Not-So-Easy Rider

Photo by Keith MayI hate Keith May. Oh, I don't hate him as a person or anything. It's just that Keith May got paid to ride across the country on a Harley, occasionally stopping, if the fancy struck him, to snap a photo. The motorcycle mag for which he's art director loaned him a bike, and they gave him a gas card. And aside from getting those, he got chicks, too—but, he says, only two of 'em. The best pieces of May's resulting photo essay depict all our favorite kinds of American trash—and after a five-month wait to get onto the walls of Alta Coffee, Keith May's America shines out from OC's own little slice of trash/heaven, the Balboa Peninsula.
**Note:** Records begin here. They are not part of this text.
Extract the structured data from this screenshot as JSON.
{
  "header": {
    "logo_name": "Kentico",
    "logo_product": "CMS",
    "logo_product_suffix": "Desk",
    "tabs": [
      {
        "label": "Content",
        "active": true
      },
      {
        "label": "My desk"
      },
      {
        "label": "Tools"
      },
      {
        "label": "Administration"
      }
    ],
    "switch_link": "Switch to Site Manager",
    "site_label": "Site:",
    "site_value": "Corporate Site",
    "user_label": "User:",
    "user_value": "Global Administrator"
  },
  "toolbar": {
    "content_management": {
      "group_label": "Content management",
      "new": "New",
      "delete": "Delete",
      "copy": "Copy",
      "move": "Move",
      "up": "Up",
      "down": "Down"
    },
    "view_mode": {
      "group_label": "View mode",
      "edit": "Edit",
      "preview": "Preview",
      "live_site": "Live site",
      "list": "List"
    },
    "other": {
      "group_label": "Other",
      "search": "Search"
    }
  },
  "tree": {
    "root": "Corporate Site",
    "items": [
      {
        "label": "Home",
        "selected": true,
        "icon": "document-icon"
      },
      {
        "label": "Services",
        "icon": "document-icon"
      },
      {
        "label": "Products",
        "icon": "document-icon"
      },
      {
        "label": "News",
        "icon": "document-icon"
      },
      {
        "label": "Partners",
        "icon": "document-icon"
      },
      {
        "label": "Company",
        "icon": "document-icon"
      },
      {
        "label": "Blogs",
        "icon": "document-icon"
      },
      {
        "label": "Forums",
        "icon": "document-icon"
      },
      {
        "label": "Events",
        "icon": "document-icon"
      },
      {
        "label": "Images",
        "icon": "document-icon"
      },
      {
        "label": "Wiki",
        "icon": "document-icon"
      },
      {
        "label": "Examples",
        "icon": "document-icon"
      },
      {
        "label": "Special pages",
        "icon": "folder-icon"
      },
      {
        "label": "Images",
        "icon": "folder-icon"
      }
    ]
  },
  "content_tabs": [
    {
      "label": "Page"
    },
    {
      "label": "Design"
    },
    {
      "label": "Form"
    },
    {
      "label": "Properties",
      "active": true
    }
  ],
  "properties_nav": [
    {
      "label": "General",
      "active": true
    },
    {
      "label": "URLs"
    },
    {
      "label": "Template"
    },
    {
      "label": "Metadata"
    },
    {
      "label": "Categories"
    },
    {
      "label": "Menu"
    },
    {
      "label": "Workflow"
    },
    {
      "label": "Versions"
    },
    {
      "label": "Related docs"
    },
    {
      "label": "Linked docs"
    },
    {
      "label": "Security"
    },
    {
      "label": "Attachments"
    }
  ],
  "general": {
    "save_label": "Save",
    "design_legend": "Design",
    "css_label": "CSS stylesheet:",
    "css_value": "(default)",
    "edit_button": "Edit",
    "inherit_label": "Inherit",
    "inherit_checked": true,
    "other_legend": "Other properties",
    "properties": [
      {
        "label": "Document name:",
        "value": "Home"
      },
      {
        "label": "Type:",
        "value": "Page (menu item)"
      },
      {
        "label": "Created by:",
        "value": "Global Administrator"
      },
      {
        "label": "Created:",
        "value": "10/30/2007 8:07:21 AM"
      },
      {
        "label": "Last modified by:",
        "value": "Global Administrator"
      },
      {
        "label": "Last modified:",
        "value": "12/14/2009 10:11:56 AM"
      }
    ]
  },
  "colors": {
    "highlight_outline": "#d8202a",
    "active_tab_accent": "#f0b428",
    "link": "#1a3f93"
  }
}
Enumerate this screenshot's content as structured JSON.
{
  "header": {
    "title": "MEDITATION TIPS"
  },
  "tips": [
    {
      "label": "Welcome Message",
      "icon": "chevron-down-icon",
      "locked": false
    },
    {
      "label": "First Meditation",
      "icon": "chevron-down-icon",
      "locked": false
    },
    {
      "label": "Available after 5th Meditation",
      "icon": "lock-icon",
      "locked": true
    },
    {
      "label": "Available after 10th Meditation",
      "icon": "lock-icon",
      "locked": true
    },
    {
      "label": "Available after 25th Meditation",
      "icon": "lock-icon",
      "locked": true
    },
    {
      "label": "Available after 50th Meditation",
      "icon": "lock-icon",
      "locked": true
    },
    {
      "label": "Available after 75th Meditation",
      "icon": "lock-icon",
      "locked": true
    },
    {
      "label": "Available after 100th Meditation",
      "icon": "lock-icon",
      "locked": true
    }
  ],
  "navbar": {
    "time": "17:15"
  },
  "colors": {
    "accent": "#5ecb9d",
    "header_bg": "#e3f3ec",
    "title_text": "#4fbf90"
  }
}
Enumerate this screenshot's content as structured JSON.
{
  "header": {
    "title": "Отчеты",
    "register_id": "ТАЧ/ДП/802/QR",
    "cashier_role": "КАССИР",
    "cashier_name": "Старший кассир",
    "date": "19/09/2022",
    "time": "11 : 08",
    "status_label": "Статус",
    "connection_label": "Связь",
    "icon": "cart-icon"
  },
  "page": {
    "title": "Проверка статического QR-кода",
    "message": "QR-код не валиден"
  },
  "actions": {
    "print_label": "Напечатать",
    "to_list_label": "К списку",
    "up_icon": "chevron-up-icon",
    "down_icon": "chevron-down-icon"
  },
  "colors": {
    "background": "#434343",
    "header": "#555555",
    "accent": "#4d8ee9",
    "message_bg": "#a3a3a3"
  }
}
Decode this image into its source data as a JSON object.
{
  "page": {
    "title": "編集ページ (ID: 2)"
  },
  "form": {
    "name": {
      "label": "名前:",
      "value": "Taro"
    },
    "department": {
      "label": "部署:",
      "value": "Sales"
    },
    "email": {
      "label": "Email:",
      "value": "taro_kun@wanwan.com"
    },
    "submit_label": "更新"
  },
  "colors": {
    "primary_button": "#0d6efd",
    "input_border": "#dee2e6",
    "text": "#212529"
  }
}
Really, what's not to hate?

May's small prints crowd the walls of the shabby and charming Alta Coffee, and they're gorgeous, and it's extremely difficult to remain pleasant when someone else can spend a month on a bike from Flagstaff to New Orleans. Some of his shots, like a large one of the old Stag bar, have appeared in or were commissioned by the OC Weekly, but most were taken on his road trip. May has a tendency to take shots of signage from underneath, so the angle that's supposed to be avant-garde or trippy is instead overused, but that's my only quibble. His portraits are exquisite—one, of an outlaw in Oatman, Arizona, shows an old, battered drunk who looks positively homeless. His job is to rob tourists in the fake 1 p.m. shootout. Another, of a trio of miscreants in the French Quarter, is outstanding: the bad old methhead in the foreground grins and flips off the camera with a scabby finger. And May's landscapes are purty, too. They'd better be. If you can't take a great shot of Sedona rock formations, you have no business owning a camera—or having someone pay your way across the country on a Harley.

“Photography's easy,” May demurs. “You just point the camera and shoot; there's nothing hard about it. The camera does all the math for you.” What was the best thing May saw? “My family,” he answers, but that doesn't count. “All right, then. The French Quarter. I didn't like it, but it was a great photo op. It's dirty and depraved, and it smells like pee. I just don't like cities, I guess.” Then why did he end up in OC instead of his home of Georgia? “I like Costa Mesa,” he says, even though it, too, is dirty and depraved and smells like pee. “Yeah,” he agrees, “but there's bike lanes, and I can ride my bicycle everywhere.”

May changes his mind about the best place he went—he's hell to work with, dithering like Vizzini in The Princess Bride trying to decide if the poison is in his cup or the Man in Black's—and names Flagstaff. It was a place he hated, but he got stuck there in a snowstorm. He smiles as he says carefully that he met somebody, and she showed him the city. Aly's resulting portrait is blurry and sweet; she sits in an apartment barefoot, strumming a guitar.

The worst place he saw? At first the answer was once again the French Quarter, but he changes his mind and names Houston instead. “You can't go around it, and the traffic's unbearable. That's what I don't like about cities, I guess. You're like a rat in a cage.”

We talk for a while about advertising, about whether he let the bikes be the focus of too many gleaming photos or in fact tried to keep them out of the way as much as possible. We talk about the germination of the idea for the ride, how he offered to be the one to go and how the mag didn't pay for hotels. Although he took a tent and a whisper lamp, at the end of a day of riding, he never felt like dealing with camping, so lodging was a big expense. We talk about Suzie Switchblade and the Saddle Tramps, a traveling band from Reno with songs like “Cindy Brady's Having My Baby.” We say goodbye.

The next day, an e-mail from May kicked down with the rest of the story. Diagnosed with an aortic aneurysm, May began having awful panic attacks; doctors were thinking about cutting him open. Instead of waiting for death to find him at home or in a bar full of panicked friends, death would have to grab him while he was doing something manly and profound—and you don't get much manlier than blowing into town on a Harley.

After 6,500 miles, he hasn't had a panic attack since, and his mother and sisters are no longer fighting over who's going to come out to California and baby him. I was too polite to ask if Aly would be taking over that chore instead.